Hi

Our project is VCU design, and we use MPC5744P as CPU. When designing the drivers of ADCs, we found it's hard to control the sample rate.

In the MPC5744P's reference manual, it is said that ADC's highest sample rate is 1M at 80MHz. But there's no detailed description about how to config the registers to set sample rate to the value exactly what we wanted.

We found some description about conversion time in the 36.5.11 of reference manual, which says the total conversion time is decided by the value of ADC_MCR[ADCLKSEL], CALBISTREG[OPMODE], CTRx[INPSAMP]. But it's confusion about the relationship between the conversion time and simple rate.
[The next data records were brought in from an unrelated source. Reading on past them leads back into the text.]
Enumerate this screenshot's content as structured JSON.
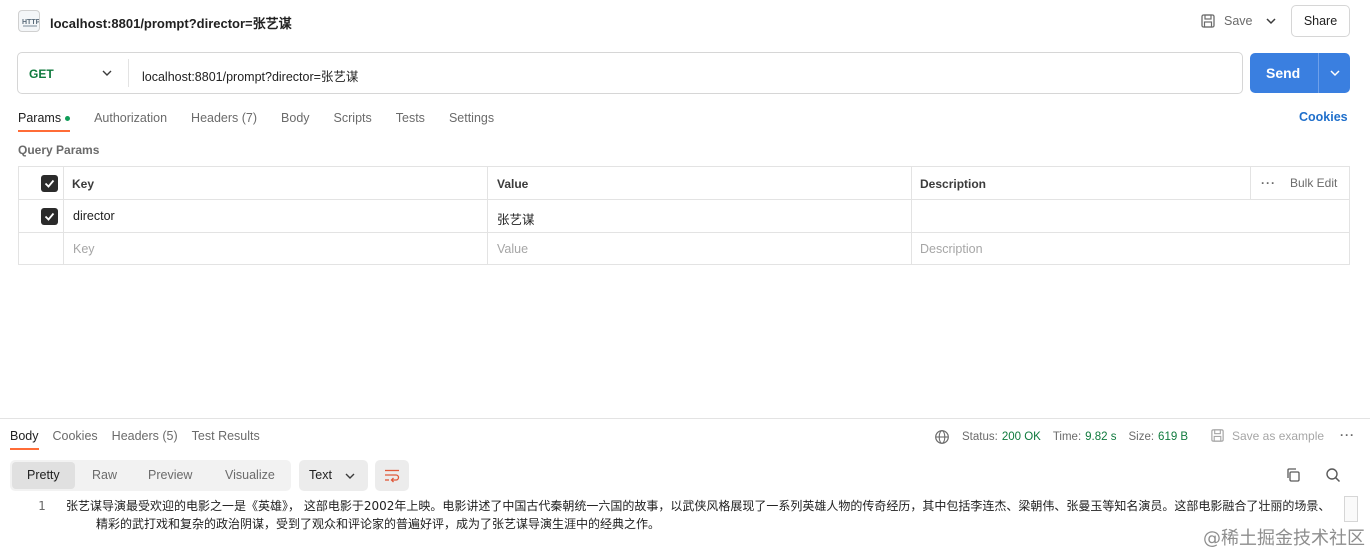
{
  "tab": {
    "title": "localhost:8801/prompt?director=张艺谋",
    "icon": "http-file-icon"
  },
  "toolbar": {
    "save_label": "Save",
    "share_label": "Share"
  },
  "request": {
    "method": "GET",
    "url": "localhost:8801/prompt?director=张艺谋",
    "send_label": "Send"
  },
  "request_tabs": {
    "items": [
      {
        "label": "Params"
      },
      {
        "label": "Authorization"
      },
      {
        "label": "Headers (7)"
      },
      {
        "label": "Body"
      },
      {
        "label": "Scripts"
      },
      {
        "label": "Tests"
      },
      {
        "label": "Settings"
      }
    ],
    "cookies_label": "Cookies"
  },
  "query_params": {
    "section_label": "Query Params",
    "headers": {
      "key": "Key",
      "value": "Value",
      "description": "Description",
      "bulk_edit": "Bulk Edit"
    },
    "rows": [
      {
        "checked": true,
        "key": "director",
        "value": "张艺谋",
        "description": ""
      }
    ],
    "placeholder": {
      "key": "Key",
      "value": "Value",
      "description": "Description"
    }
  },
  "response": {
    "tabs": [
      {
        "label": "Body"
      },
      {
        "label": "Cookies"
      },
      {
        "label": "Headers (5)"
      },
      {
        "label": "Test Results"
      }
    ],
    "status_label": "Status:",
    "status_value": "200 OK",
    "time_label": "Time:",
    "time_value": "9.82 s",
    "size_label": "Size:",
    "size_value": "619 B",
    "save_example_label": "Save as example",
    "view_modes": [
      "Pretty",
      "Raw",
      "Preview",
      "Visualize"
    ],
    "active_view": "Pretty",
    "format": "Text",
    "line_number": "1",
    "body_line1": "张艺谋导演最受欢迎的电影之一是《英雄》， 这部电影于2002年上映。电影讲述了中国古代秦朝统一六国的故事，以武侠风格展现了一系列英雄人物的传奇经历，其中包括李连杰、梁朝伟、张曼玉等知名演员。这部电影融合了壮丽的场景、",
    "body_line2": "精彩的武打戏和复杂的政治阴谋，受到了观众和评论家的普遍好评，成为了张艺谋导演生涯中的经典之作。"
  },
  "watermark": "@稀土掘金技术社区",
  "colors": {
    "send": "#3a7fe0",
    "active_tab_underline": "#ff6c37",
    "method_get": "#0f7a3d",
    "link": "#1f6fcb"
  }
}
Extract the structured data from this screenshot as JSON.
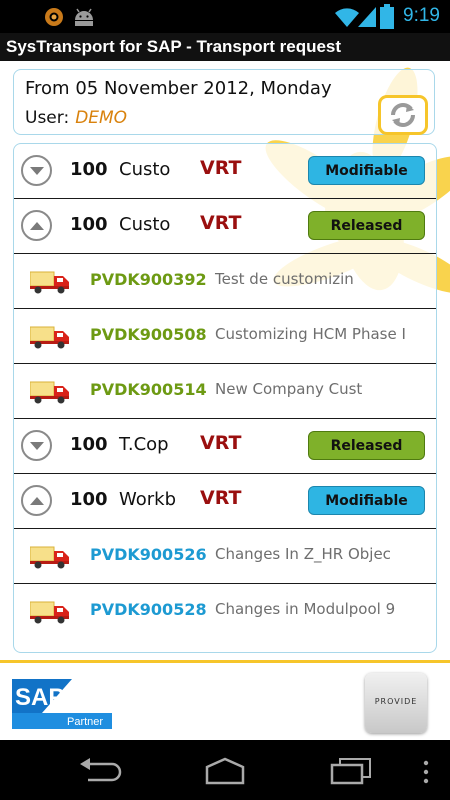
{
  "status_bar": {
    "time": "9:19",
    "icons": [
      "notification-circle-icon",
      "android-icon",
      "wifi-icon",
      "signal-icon",
      "battery-icon"
    ]
  },
  "app": {
    "title": "SysTransport for SAP - Transport request"
  },
  "header": {
    "date_text": "From 05 November 2012, Monday",
    "user_label": "User:",
    "user_value": "DEMO",
    "refresh_icon": "refresh-icon"
  },
  "colors": {
    "accent_yellow": "#f6c52a",
    "modifiable_blue": "#2eb5e3",
    "released_green": "#7fb12a",
    "type_red": "#9a0f0f",
    "object_green": "#6d9a13",
    "object_blue": "#1d9ad2"
  },
  "requests": [
    {
      "number": "100",
      "description": "Custo",
      "type": "VRT",
      "status": "Modifiable",
      "expanded": false
    },
    {
      "number": "100",
      "description": "Custo",
      "type": "VRT",
      "status": "Released",
      "expanded": true,
      "objects": [
        {
          "id": "PVDK900392",
          "description": "Test de customizin"
        },
        {
          "id": "PVDK900508",
          "description": "Customizing HCM Phase I"
        },
        {
          "id": "PVDK900514",
          "description": "New Company Cust"
        }
      ]
    },
    {
      "number": "100",
      "description": "T.Cop",
      "type": "VRT",
      "status": "Released",
      "expanded": false
    },
    {
      "number": "100",
      "description": "Workb",
      "type": "VRT",
      "status": "Modifiable",
      "expanded": true,
      "objects": [
        {
          "id": "PVDK900526",
          "description": "Changes In Z_HR Objec"
        },
        {
          "id": "PVDK900528",
          "description": "Changes in Modulpool 9"
        }
      ]
    }
  ],
  "footer": {
    "sap_logo_text": "SAP",
    "sap_partner_text": "Partner",
    "provide_logo_text": "PROVIDE"
  },
  "nav_bar": {
    "icons": [
      "back-icon",
      "home-icon",
      "recent-apps-icon",
      "menu-icon"
    ]
  }
}
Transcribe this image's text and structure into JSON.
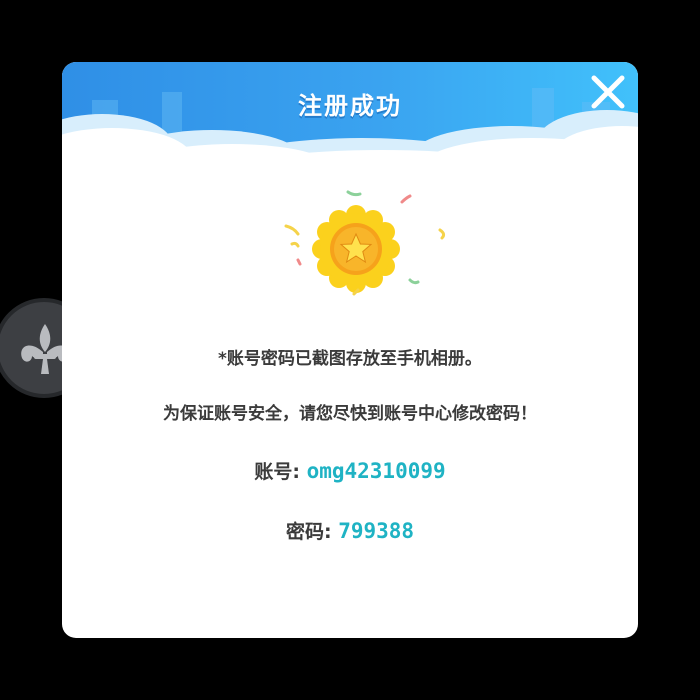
{
  "dialog": {
    "title": "注册成功",
    "message_line1": "*账号密码已截图存放至手机相册。",
    "message_line2": "为保证账号安全，请您尽快到账号中心修改密码！",
    "account_label": "账号:",
    "account_value": "omg42310099",
    "password_label": "密码:",
    "password_value": "799388"
  },
  "icons": {
    "close": "close-icon",
    "medal": "star-medal-icon",
    "floating": "fleur-de-lis-icon"
  },
  "colors": {
    "header": "#3aa3f0",
    "value_text": "#1fb3c4",
    "medal": "#f7c21b"
  }
}
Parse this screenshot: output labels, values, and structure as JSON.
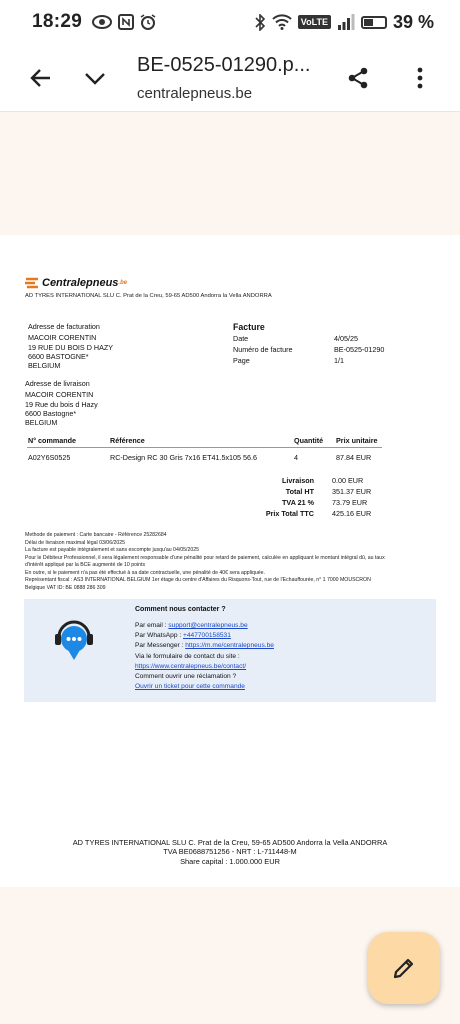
{
  "status": {
    "time": "18:29",
    "volte": "VoLTE",
    "battery": "39 %"
  },
  "topbar": {
    "title": "BE-0525-01290.p...",
    "domain": "centralepneus.be"
  },
  "invoice": {
    "logo": "Centralepneus",
    "logo_suffix": ".be",
    "company_line": "AD TYRES INTERNATIONAL SLU C. Prat de la Creu, 59-65 AD500 Andorra la Vella ANDORRA",
    "billing": {
      "heading": "Adresse de facturation",
      "lines": [
        "MACOIR CORENTIN",
        "19 RUE DU BOIS D HAZY",
        "6600 BASTOGNE*",
        "BELGIUM"
      ]
    },
    "delivery": {
      "heading": "Adresse de livraison",
      "lines": [
        "MACOIR CORENTIN",
        "19 Rue du bois d Hazy",
        "6600 Bastogne*",
        "BELGIUM"
      ]
    },
    "facture": {
      "heading": "Facture",
      "labels": [
        "Date",
        "Numéro de facture",
        "Page"
      ],
      "values": [
        "4/05/25",
        "BE-0525-01290",
        "1/1"
      ]
    },
    "table": {
      "headers": [
        "N° commande",
        "Référence",
        "Quantité",
        "Prix unitaire"
      ],
      "row": [
        "A02Y6S0525",
        "RC-Design RC 30 Gris 7x16 ET41.5x105 56.6",
        "4",
        "87.84 EUR"
      ]
    },
    "totals": {
      "labels": [
        "Livraison",
        "Total HT",
        "TVA 21 %",
        "Prix Total TTC"
      ],
      "values": [
        "0.00 EUR",
        "351.37 EUR",
        "73.79 EUR",
        "425.16 EUR"
      ]
    },
    "notes": [
      "Methode de paiement : Carte bancaire - Référence 25282684",
      "Délai de livraison maximal légal 03/06/2025",
      "La facture est payable intégralement et sans escompte jusqu'au 04/05/2025",
      "Pour le Débiteur Professionnel, il sera légalement responsable d'une pénalité pour retard de paiement, calculée en appliquant le montant intégral dû, au taux",
      "d'intérêt appliqué par la BCE augmenté de 10 points",
      "En outre, si le paiement n'a pas été effectué à sa date contractuelle, une pénalité de 40€ sera appliquée.",
      "Représentant fiscal : AS3 INTERNATIONAL BELGIUM 1er étage du centre d'Affaires du Risquons-Tout, rue de l'Echauffourée, n° 1 7000 MOUSCRON",
      "Belgique VAT ID: BE 0888 286 309"
    ],
    "contact": {
      "heading": "Comment nous contacter ?",
      "email_label": "Par email : ",
      "email": "support@centralepneus.be",
      "whatsapp_label": "Par WhatsApp : ",
      "whatsapp": "+447700158531",
      "messenger_label": "Par Messenger : ",
      "messenger": "https://m.me/centralepneus.be",
      "form_label": "Via le formulaire de contact du site :",
      "form_link": "https://www.centralepneus.be/contact/",
      "claim_label": "Comment ouvrir une réclamation ?",
      "claim_link": "Ouvrir un ticket pour cette commande"
    },
    "footer": [
      "AD TYRES INTERNATIONAL SLU C. Prat de la Creu, 59-65 AD500 Andorra la Vella ANDORRA",
      "TVA BE0688751256 - NRT : L-711448-M",
      "Share capital : 1.000.000 EUR"
    ]
  }
}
As the reference manual says, the smallest value of CTRx[INPSAMP] is 8, that is to say, when CTRx[INPSAMP]=8d, the sample rate of ADC should be 1M. But if the configuration is ADC_MCR[ADCLKSEL]=1, CALBISTREG[OPMODE]=001b, CTRx[INPSAMP]=8d, the single conversion time should be 2+8+((12+1)*4)+2=64 cycles of AD_clk, and the continuous conversion time shoude be 8+((12+1)*4)+2=62 cycles of AD_clk. So in the configuration above, the sample rate in single conversion mode and continuous conversion mode are 80/66M and 80/62M, which are larger than the highest sample rate announced.

Why?

**If the relationship between the conversion time and simple rate is not Simple Rate= Frequency of ADC_CLK/Conversion time, what is the true relationship?**

We did some experiments, set ADC_MCR[ADCLKSEL]=1, CALBISTREG[OPMODE]=001b, CTRx[INPSAMP]=8d, and used a signal generator to generate a 1KHz triangular wave to the ADC channel, and let the MPC5744P sampled 1000 samples from the signal, then used MATLLAB simulated the waveform, but found there were about 6 periods of triangular wave, so the sample rate calculated is 80MHz/(6*1000)=133KHz. That don't make sense.

**So the question is: how to set the ADC sample rate as we wanted?**

Looking forward for your response!

Thanks a lot!

I'll be due to minimal sample time give by datasheet that is 250*80MHz = 20 cycles

single conversion time = 2 + 20 + ((12 + 1) x 4) + 2 = 76 cycles what's still a bit faster

It seems the overview you have highlighted on the very top describes high accuracy mode

2 + 20 + ((13 + 1) × 4) + 2 = 80 cycles

i.e. 1 MSample/sec